If Codex needs a local/dev action to continue remote/autopilot work and no
registered daemon action exists, Codex must not improvise a raw shell command,
request Codex platform escalation, or silently ask for manual terminal work as
the normal path.

Instead:

1. Notify the operator through `ai/tools/operator-questions/ask.sh` so Telegram
   and local console can both receive the gap notice.
2. Record a short summary of the missing action, intended command/effect,
   safety boundary, and why an existing daemon action does not cover it.
   Use:

   ```sh
   ai/tools/missing-actions/register.sh --requested-action "<name>" --context "<why needed>" --why-missing "<gap>" --suggested-action "<daemon_action_name>"
   ```

3. Include `ai/tools/missing-actions/summary.sh` in the workflow handoff.
4. Stop or create a follow-up chunk to implement the daemon action.
5. Continue only after the action is registered and validated, or after the
   operator explicitly chooses a one-off terminal/manual fallback as an
   exceptional option.

The one-off terminal/manual fallback is never the default recommendation for a
registered or recurring action.

## Codex Usage Model

- Use `node ai/runtime/dist/cli.js doctor --json` or `node ai/runtime/dist/cli.js scorecard --json`
  when Codex needs machine-readable runtime state.

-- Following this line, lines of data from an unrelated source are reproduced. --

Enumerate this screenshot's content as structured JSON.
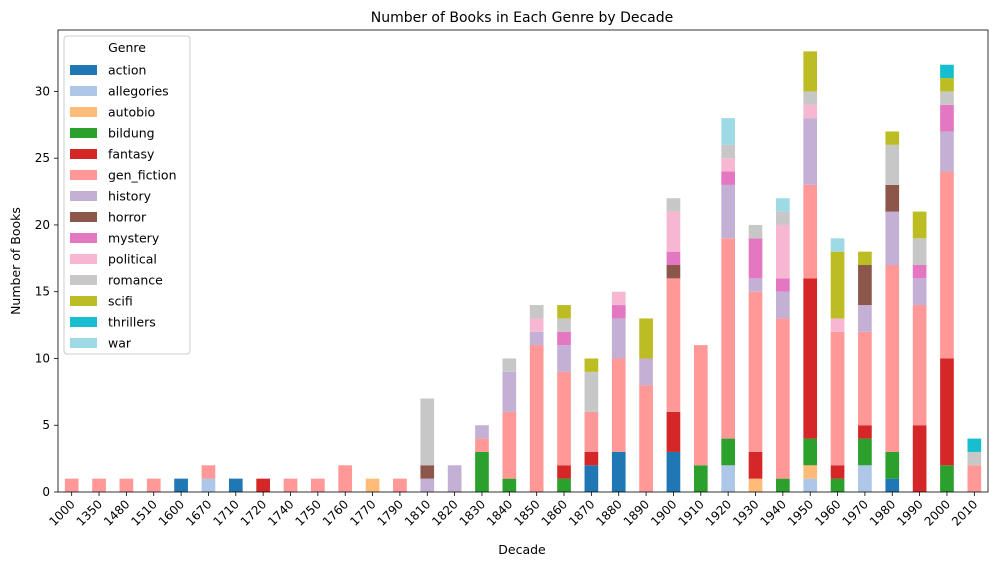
{
  "chart_data": {
    "type": "bar",
    "stacked": true,
    "title": "Number of Books in Each Genre by Decade",
    "xlabel": "Decade",
    "ylabel": "Number of Books",
    "ylim": [
      0,
      34.6
    ],
    "yticks": [
      0,
      5,
      10,
      15,
      20,
      25,
      30
    ],
    "grid": false,
    "legend_title": "Genre",
    "legend_position": "top-left",
    "categories": [
      "1000",
      "1350",
      "1480",
      "1510",
      "1600",
      "1670",
      "1710",
      "1720",
      "1740",
      "1750",
      "1760",
      "1770",
      "1790",
      "1810",
      "1820",
      "1830",
      "1840",
      "1850",
      "1860",
      "1870",
      "1880",
      "1890",
      "1900",
      "1910",
      "1920",
      "1930",
      "1940",
      "1950",
      "1960",
      "1970",
      "1980",
      "1990",
      "2000",
      "2010"
    ],
    "series": [
      {
        "name": "action",
        "color": "#1f77b4",
        "values": [
          0,
          0,
          0,
          0,
          1,
          0,
          1,
          0,
          0,
          0,
          0,
          0,
          0,
          0,
          0,
          0,
          0,
          0,
          0,
          2,
          3,
          0,
          3,
          0,
          0,
          0,
          0,
          0,
          0,
          0,
          1,
          0,
          0,
          0
        ]
      },
      {
        "name": "allegories",
        "color": "#aec7e8",
        "values": [
          0,
          0,
          0,
          0,
          0,
          1,
          0,
          0,
          0,
          0,
          0,
          0,
          0,
          0,
          0,
          0,
          0,
          0,
          0,
          0,
          0,
          0,
          0,
          0,
          2,
          0,
          0,
          1,
          0,
          2,
          0,
          0,
          0,
          0
        ]
      },
      {
        "name": "autobio",
        "color": "#ffbb78",
        "values": [
          0,
          0,
          0,
          0,
          0,
          0,
          0,
          0,
          0,
          0,
          0,
          1,
          0,
          0,
          0,
          0,
          0,
          0,
          0,
          0,
          0,
          0,
          0,
          0,
          0,
          1,
          0,
          1,
          0,
          0,
          0,
          0,
          0,
          0
        ]
      },
      {
        "name": "bildung",
        "color": "#2ca02c",
        "values": [
          0,
          0,
          0,
          0,
          0,
          0,
          0,
          0,
          0,
          0,
          0,
          0,
          0,
          0,
          0,
          3,
          1,
          0,
          1,
          0,
          0,
          0,
          0,
          2,
          2,
          0,
          1,
          2,
          1,
          2,
          2,
          0,
          2,
          0
        ]
      },
      {
        "name": "fantasy",
        "color": "#d62728",
        "values": [
          0,
          0,
          0,
          0,
          0,
          0,
          0,
          1,
          0,
          0,
          0,
          0,
          0,
          0,
          0,
          0,
          0,
          0,
          1,
          1,
          0,
          0,
          3,
          0,
          0,
          2,
          0,
          12,
          1,
          1,
          0,
          5,
          8,
          0
        ]
      },
      {
        "name": "gen_fiction",
        "color": "#ff9896",
        "values": [
          1,
          1,
          1,
          1,
          0,
          1,
          0,
          0,
          1,
          1,
          2,
          0,
          1,
          0,
          0,
          1,
          5,
          11,
          7,
          3,
          7,
          8,
          10,
          9,
          15,
          12,
          12,
          7,
          10,
          7,
          14,
          9,
          14,
          2
        ]
      },
      {
        "name": "history",
        "color": "#c5b0d5",
        "values": [
          0,
          0,
          0,
          0,
          0,
          0,
          0,
          0,
          0,
          0,
          0,
          0,
          0,
          1,
          2,
          1,
          3,
          1,
          2,
          0,
          3,
          2,
          0,
          0,
          4,
          1,
          2,
          5,
          0,
          2,
          4,
          2,
          3,
          0
        ]
      },
      {
        "name": "horror",
        "color": "#8c564b",
        "values": [
          0,
          0,
          0,
          0,
          0,
          0,
          0,
          0,
          0,
          0,
          0,
          0,
          0,
          1,
          0,
          0,
          0,
          0,
          0,
          0,
          0,
          0,
          1,
          0,
          0,
          0,
          0,
          0,
          0,
          3,
          2,
          0,
          0,
          0
        ]
      },
      {
        "name": "mystery",
        "color": "#e377c2",
        "values": [
          0,
          0,
          0,
          0,
          0,
          0,
          0,
          0,
          0,
          0,
          0,
          0,
          0,
          0,
          0,
          0,
          0,
          0,
          1,
          0,
          1,
          0,
          1,
          0,
          1,
          3,
          1,
          0,
          0,
          0,
          0,
          1,
          2,
          0
        ]
      },
      {
        "name": "political",
        "color": "#f7b6d2",
        "values": [
          0,
          0,
          0,
          0,
          0,
          0,
          0,
          0,
          0,
          0,
          0,
          0,
          0,
          0,
          0,
          0,
          0,
          1,
          0,
          0,
          1,
          0,
          3,
          0,
          1,
          0,
          4,
          1,
          1,
          0,
          0,
          0,
          0,
          0
        ]
      },
      {
        "name": "romance",
        "color": "#c7c7c7",
        "values": [
          0,
          0,
          0,
          0,
          0,
          0,
          0,
          0,
          0,
          0,
          0,
          0,
          0,
          5,
          0,
          0,
          1,
          1,
          1,
          3,
          0,
          0,
          1,
          0,
          1,
          1,
          1,
          1,
          0,
          0,
          3,
          2,
          1,
          1
        ]
      },
      {
        "name": "scifi",
        "color": "#bcbd22",
        "values": [
          0,
          0,
          0,
          0,
          0,
          0,
          0,
          0,
          0,
          0,
          0,
          0,
          0,
          0,
          0,
          0,
          0,
          0,
          1,
          1,
          0,
          3,
          0,
          0,
          0,
          0,
          0,
          3,
          5,
          1,
          1,
          2,
          1,
          0
        ]
      },
      {
        "name": "thrillers",
        "color": "#17becf",
        "values": [
          0,
          0,
          0,
          0,
          0,
          0,
          0,
          0,
          0,
          0,
          0,
          0,
          0,
          0,
          0,
          0,
          0,
          0,
          0,
          0,
          0,
          0,
          0,
          0,
          0,
          0,
          0,
          0,
          0,
          0,
          0,
          0,
          1,
          1
        ]
      },
      {
        "name": "war",
        "color": "#9edae5",
        "values": [
          0,
          0,
          0,
          0,
          0,
          0,
          0,
          0,
          0,
          0,
          0,
          0,
          0,
          0,
          0,
          0,
          0,
          0,
          0,
          0,
          0,
          0,
          0,
          0,
          2,
          0,
          1,
          0,
          1,
          0,
          0,
          0,
          0,
          0
        ]
      }
    ]
  }
}
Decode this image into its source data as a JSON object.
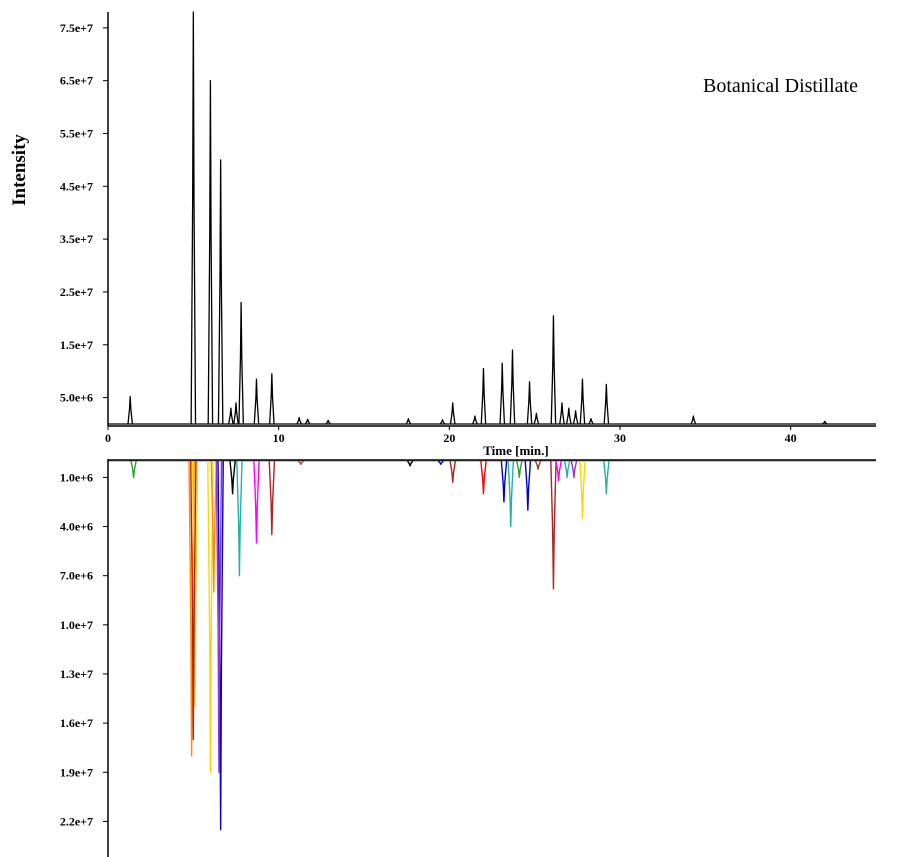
{
  "annotation": "Botanical Distillate",
  "ylabel": "Intensity",
  "xlabel": "Time [min.]",
  "chart_data": [
    {
      "type": "line",
      "panel": "total ion chromatogram",
      "title": "",
      "xlabel": "Time [min.]",
      "ylabel": "Intensity",
      "xlim": [
        0,
        45
      ],
      "ylim": [
        0,
        78000000
      ],
      "x_ticks": [
        0,
        10,
        20,
        30,
        40
      ],
      "x_tick_labels": [
        "0",
        "10",
        "20",
        "30",
        "40"
      ],
      "y_ticks": [
        5000000,
        15000000,
        25000000,
        35000000,
        45000000,
        55000000,
        65000000,
        75000000
      ],
      "y_tick_labels": [
        "5.0e+6",
        "1.5e+7",
        "2.5e+7",
        "3.5e+7",
        "4.5e+7",
        "5.5e+7",
        "6.5e+7",
        "7.5e+7"
      ],
      "grid": false,
      "color": "#000000",
      "peaks": [
        {
          "x": 1.3,
          "y": 5200000
        },
        {
          "x": 5.0,
          "y": 78000000
        },
        {
          "x": 6.0,
          "y": 65000000
        },
        {
          "x": 6.6,
          "y": 50000000
        },
        {
          "x": 7.2,
          "y": 3000000
        },
        {
          "x": 7.5,
          "y": 4000000
        },
        {
          "x": 7.8,
          "y": 23000000
        },
        {
          "x": 8.7,
          "y": 8500000
        },
        {
          "x": 9.6,
          "y": 9500000
        },
        {
          "x": 11.2,
          "y": 1200000
        },
        {
          "x": 11.7,
          "y": 900000
        },
        {
          "x": 12.9,
          "y": 700000
        },
        {
          "x": 17.6,
          "y": 1000000
        },
        {
          "x": 19.6,
          "y": 800000
        },
        {
          "x": 20.2,
          "y": 4000000
        },
        {
          "x": 21.5,
          "y": 1500000
        },
        {
          "x": 22.0,
          "y": 10500000
        },
        {
          "x": 23.1,
          "y": 11500000
        },
        {
          "x": 23.7,
          "y": 14000000
        },
        {
          "x": 24.7,
          "y": 8000000
        },
        {
          "x": 25.1,
          "y": 2000000
        },
        {
          "x": 26.1,
          "y": 20500000
        },
        {
          "x": 26.6,
          "y": 4000000
        },
        {
          "x": 27.0,
          "y": 3000000
        },
        {
          "x": 27.4,
          "y": 2500000
        },
        {
          "x": 27.8,
          "y": 8500000
        },
        {
          "x": 28.3,
          "y": 1000000
        },
        {
          "x": 29.2,
          "y": 7500000
        },
        {
          "x": 34.3,
          "y": 1500000
        },
        {
          "x": 42.0,
          "y": 500000
        }
      ]
    },
    {
      "type": "line",
      "panel": "deconvoluted component ion traces (inverted)",
      "title": "",
      "xlabel": "",
      "ylabel": "",
      "xlim": [
        0,
        45
      ],
      "ylim": [
        0,
        23500000
      ],
      "inverted": true,
      "y_ticks": [
        1000000,
        4000000,
        7000000,
        10000000,
        13000000,
        16000000,
        19000000,
        22000000
      ],
      "y_tick_labels": [
        "1.0e+6",
        "4.0e+6",
        "7.0e+6",
        "1.0e+7",
        "1.3e+7",
        "1.6e+7",
        "1.9e+7",
        "2.2e+7"
      ],
      "grid": false,
      "peaks": [
        {
          "x": 1.5,
          "y": 1000000,
          "color": "#2ca02c"
        },
        {
          "x": 4.9,
          "y": 18000000,
          "color": "#ff8c00"
        },
        {
          "x": 5.1,
          "y": 15000000,
          "color": "#ffd400"
        },
        {
          "x": 5.0,
          "y": 17000000,
          "color": "#b22222"
        },
        {
          "x": 6.0,
          "y": 19000000,
          "color": "#ffd400"
        },
        {
          "x": 6.2,
          "y": 8000000,
          "color": "#ff8c00"
        },
        {
          "x": 6.6,
          "y": 22500000,
          "color": "#0000cd"
        },
        {
          "x": 6.5,
          "y": 19000000,
          "color": "#9932cc"
        },
        {
          "x": 7.3,
          "y": 2000000,
          "color": "#000000"
        },
        {
          "x": 7.7,
          "y": 7000000,
          "color": "#20b2aa"
        },
        {
          "x": 8.7,
          "y": 5000000,
          "color": "#ff00ff"
        },
        {
          "x": 9.6,
          "y": 4500000,
          "color": "#b22222"
        },
        {
          "x": 11.3,
          "y": 200000,
          "color": "#a0522d"
        },
        {
          "x": 17.7,
          "y": 300000,
          "color": "#000000"
        },
        {
          "x": 19.5,
          "y": 200000,
          "color": "#0000cd"
        },
        {
          "x": 20.2,
          "y": 1300000,
          "color": "#b22222"
        },
        {
          "x": 22.0,
          "y": 2000000,
          "color": "#ff0000"
        },
        {
          "x": 23.2,
          "y": 2500000,
          "color": "#0000cd"
        },
        {
          "x": 23.6,
          "y": 4000000,
          "color": "#20b2aa"
        },
        {
          "x": 24.1,
          "y": 1000000,
          "color": "#2ca02c"
        },
        {
          "x": 24.6,
          "y": 3000000,
          "color": "#0000cd"
        },
        {
          "x": 25.2,
          "y": 500000,
          "color": "#8b4513"
        },
        {
          "x": 26.1,
          "y": 7800000,
          "color": "#b22222"
        },
        {
          "x": 26.4,
          "y": 1200000,
          "color": "#ff00ff"
        },
        {
          "x": 26.9,
          "y": 1000000,
          "color": "#20b2aa"
        },
        {
          "x": 27.3,
          "y": 1000000,
          "color": "#9932cc"
        },
        {
          "x": 27.8,
          "y": 3500000,
          "color": "#ffd400"
        },
        {
          "x": 29.2,
          "y": 2000000,
          "color": "#20b2aa"
        }
      ]
    }
  ]
}
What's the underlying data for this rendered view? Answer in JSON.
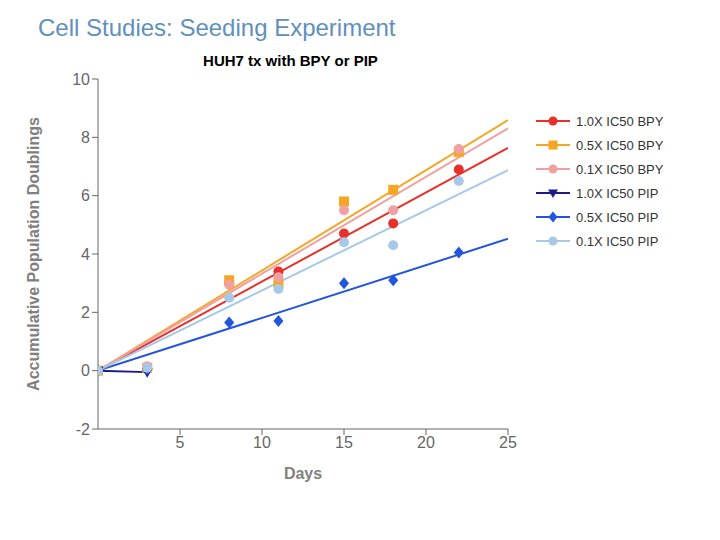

Treat trusted daemon fields
  as authoritative and sandbox-local probes as advisory.
- For tmux/localhost/browser runtime health, request `local_dev_status` or
  `dev_server_status`.
- For Telegram bridge health, request `telegram_bridge_status` before claiming
  the bridge is unavailable from a Codex sandbox probe.
- After changing Telegram bridge code and before live testing, request
  `telegram_bridge_restart` instead of manually accessing tmux from Codex. A
  live Telegram test is not valid until the managed bridge has restarted and
  `telegram_bridge_status` reports success.
- Do not treat Codex sandbox-local tmux or localhost failures as authoritative
  when trusted daemon status is available.
- For managed server start, stop, or restart, request the matching daemon
  action and wait for the result.
- For screenshot validation, request `capture_screenshots` and use the returned
  `/tmp` screenshot paths.
- If the daemon is unavailable, ask through operator Q&A to start/fix the daemon
  or stop. When the runtime supervisor is available, request
  `operator_daemon_restart` through `node ai/runtime/dist/cli.js supervisor request --action operator_daemon_restart`
  instead of falling back to Codex platform escalation or daemon self-restart.
  Offer one-off manual terminal fallback only when the operator explicitly asks
  for it or chooses it from an exceptional option.
- Result files must be clear enough for Codex continuation and must distinguish
  trusted-runtime status from Codex sandbox-local probes.
- If a needed registered action is missing, register it with
  `ai/tools/missing-actions/register.sh` and include
  `ai/tools/missing-actions/summary.sh` in the handoff.

## Validation

Daemon changes require fixture end-to-end tests in isolated `/tmp` git repos.
Tests must not commit to the main repository.